Blockwise Self-Supervised Learning at Scale

Shoaib Ahmed Siddiqui,David Krueger,Yann LeCun,Stéphane Deny
2024-08-11
Abstract:Current state-of-the-art deep networks are all powered by backpropagation. In this paper, we explore alternatives to full backpropagation in the form of blockwise learning rules, leveraging the latest developments in self-supervised learning. We show that a blockwise pretraining procedure consisting of training independently the 4 main blocks of layers of a ResNet-50 with Barlow Twins' loss function at each block performs almost as well as end-to-end backpropagation on ImageNet: a linear probe trained on top of our blockwise pretrained model obtains a top-1 classification accuracy of 70.48%, only 1.1% below the accuracy of an end-to-end pretrained network (71.57% accuracy). We perform extensive experiments to understand the impact of different components within our method and explore a variety of adaptations of self-supervised learning to the blockwise paradigm, building an exhaustive understanding of the critical avenues for scaling local learning rules to large networks, with implications ranging from hardware design to neuroscience.

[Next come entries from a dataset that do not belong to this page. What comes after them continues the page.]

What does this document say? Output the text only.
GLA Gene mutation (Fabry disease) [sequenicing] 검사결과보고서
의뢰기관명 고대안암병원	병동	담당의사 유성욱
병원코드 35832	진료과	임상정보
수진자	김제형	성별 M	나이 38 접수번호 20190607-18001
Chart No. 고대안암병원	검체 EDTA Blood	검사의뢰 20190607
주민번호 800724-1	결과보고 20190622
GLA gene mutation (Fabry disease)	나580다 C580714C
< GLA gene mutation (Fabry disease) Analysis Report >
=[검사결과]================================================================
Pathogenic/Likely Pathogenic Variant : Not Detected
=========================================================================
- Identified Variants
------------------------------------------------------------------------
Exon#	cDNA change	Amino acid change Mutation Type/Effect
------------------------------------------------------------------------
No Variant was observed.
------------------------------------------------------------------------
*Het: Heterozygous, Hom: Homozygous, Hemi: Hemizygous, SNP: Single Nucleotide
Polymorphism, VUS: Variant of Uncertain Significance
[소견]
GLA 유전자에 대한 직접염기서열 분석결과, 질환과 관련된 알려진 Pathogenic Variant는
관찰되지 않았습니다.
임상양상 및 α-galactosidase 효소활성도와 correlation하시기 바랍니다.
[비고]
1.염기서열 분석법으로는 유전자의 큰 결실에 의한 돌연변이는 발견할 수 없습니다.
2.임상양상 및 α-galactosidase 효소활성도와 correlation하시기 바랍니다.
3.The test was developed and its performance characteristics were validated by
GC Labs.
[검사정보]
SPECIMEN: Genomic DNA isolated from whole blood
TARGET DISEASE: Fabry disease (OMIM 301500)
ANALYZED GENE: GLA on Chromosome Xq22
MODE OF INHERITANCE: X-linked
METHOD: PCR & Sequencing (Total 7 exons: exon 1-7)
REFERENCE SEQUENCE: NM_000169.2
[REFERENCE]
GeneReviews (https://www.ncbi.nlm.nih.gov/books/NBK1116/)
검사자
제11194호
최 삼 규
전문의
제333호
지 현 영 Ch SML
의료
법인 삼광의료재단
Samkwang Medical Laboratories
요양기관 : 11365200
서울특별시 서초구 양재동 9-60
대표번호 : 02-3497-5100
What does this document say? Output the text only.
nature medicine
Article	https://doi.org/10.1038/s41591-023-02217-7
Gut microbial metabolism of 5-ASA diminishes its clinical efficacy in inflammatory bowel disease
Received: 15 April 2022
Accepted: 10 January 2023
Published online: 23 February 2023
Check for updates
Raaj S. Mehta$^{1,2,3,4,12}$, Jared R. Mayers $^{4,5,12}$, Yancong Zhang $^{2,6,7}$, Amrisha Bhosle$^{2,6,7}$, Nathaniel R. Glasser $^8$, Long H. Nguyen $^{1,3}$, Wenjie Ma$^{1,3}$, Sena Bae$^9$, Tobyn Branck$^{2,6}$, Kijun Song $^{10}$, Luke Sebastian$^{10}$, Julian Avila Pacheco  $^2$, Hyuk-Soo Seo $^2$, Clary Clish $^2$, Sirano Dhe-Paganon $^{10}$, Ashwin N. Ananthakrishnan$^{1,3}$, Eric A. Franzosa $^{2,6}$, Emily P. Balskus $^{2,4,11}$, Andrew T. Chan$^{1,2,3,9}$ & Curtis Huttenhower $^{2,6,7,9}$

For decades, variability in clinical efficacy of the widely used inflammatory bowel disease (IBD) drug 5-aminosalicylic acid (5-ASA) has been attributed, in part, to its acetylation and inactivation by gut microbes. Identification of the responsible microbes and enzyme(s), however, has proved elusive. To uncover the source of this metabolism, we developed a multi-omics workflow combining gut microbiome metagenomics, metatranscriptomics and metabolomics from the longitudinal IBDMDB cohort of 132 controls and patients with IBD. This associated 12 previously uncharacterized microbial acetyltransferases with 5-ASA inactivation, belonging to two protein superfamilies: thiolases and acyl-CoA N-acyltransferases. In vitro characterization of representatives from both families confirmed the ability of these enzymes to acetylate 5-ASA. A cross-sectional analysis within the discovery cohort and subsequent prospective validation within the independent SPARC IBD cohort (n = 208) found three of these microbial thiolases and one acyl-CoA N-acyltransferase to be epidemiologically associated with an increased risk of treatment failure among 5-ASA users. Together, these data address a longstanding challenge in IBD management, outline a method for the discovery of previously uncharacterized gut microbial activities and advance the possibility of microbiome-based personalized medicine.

Computer Vision and Pattern Recognition,Artificial Intelligence,Machine Learning
What problem does this paper attempt to address?
The paper attempts to address the problem of using local learning rules instead of end-to-end backpropagation for training deep neural networks on large-scale datasets. Specifically, the paper explores the possibility of training large deep networks through blockwise self-supervised learning methods, aiming to reduce the dependence on long backpropagation paths, thereby improving biological plausibility, reducing energy consumption, and optimizing the training efficiency of large-scale networks. The main contributions of the paper include: 1. Demonstrating that a ResNet-50 model trained using blockwise self-supervised learning methods performs almost on par with a model trained with end-to-end backpropagation on ImageNet, with only about a 1.1% difference in Top-1 classification accuracy. 2. Finding that training all blocks simultaneously (rather than sequentially) is crucial for achieving this performance level, indicating that the forward path facilitates learning interactions between blocks during training. 3. Exploring the impact of different spatial and feature pooling strategies on the outputs of intermediate blocks, discovering that expanding the feature dimensions of block outputs is key to successfully training the network. 4. Evaluating various customized training strategies, such as adjusting the trade-off parameters in the objective function and applying different image distortions to different blocks. Although these strategies did not significantly improve performance in the current experiments, they are considered promising directions for future research. In summary, by introducing the blockwise self-supervised learning method, this paper provides new insights for the effective application of local learning rules on large-scale datasets. This has important implications for understanding the learning mechanisms of the brain, designing more efficient hardware, and developing adaptive computing systems.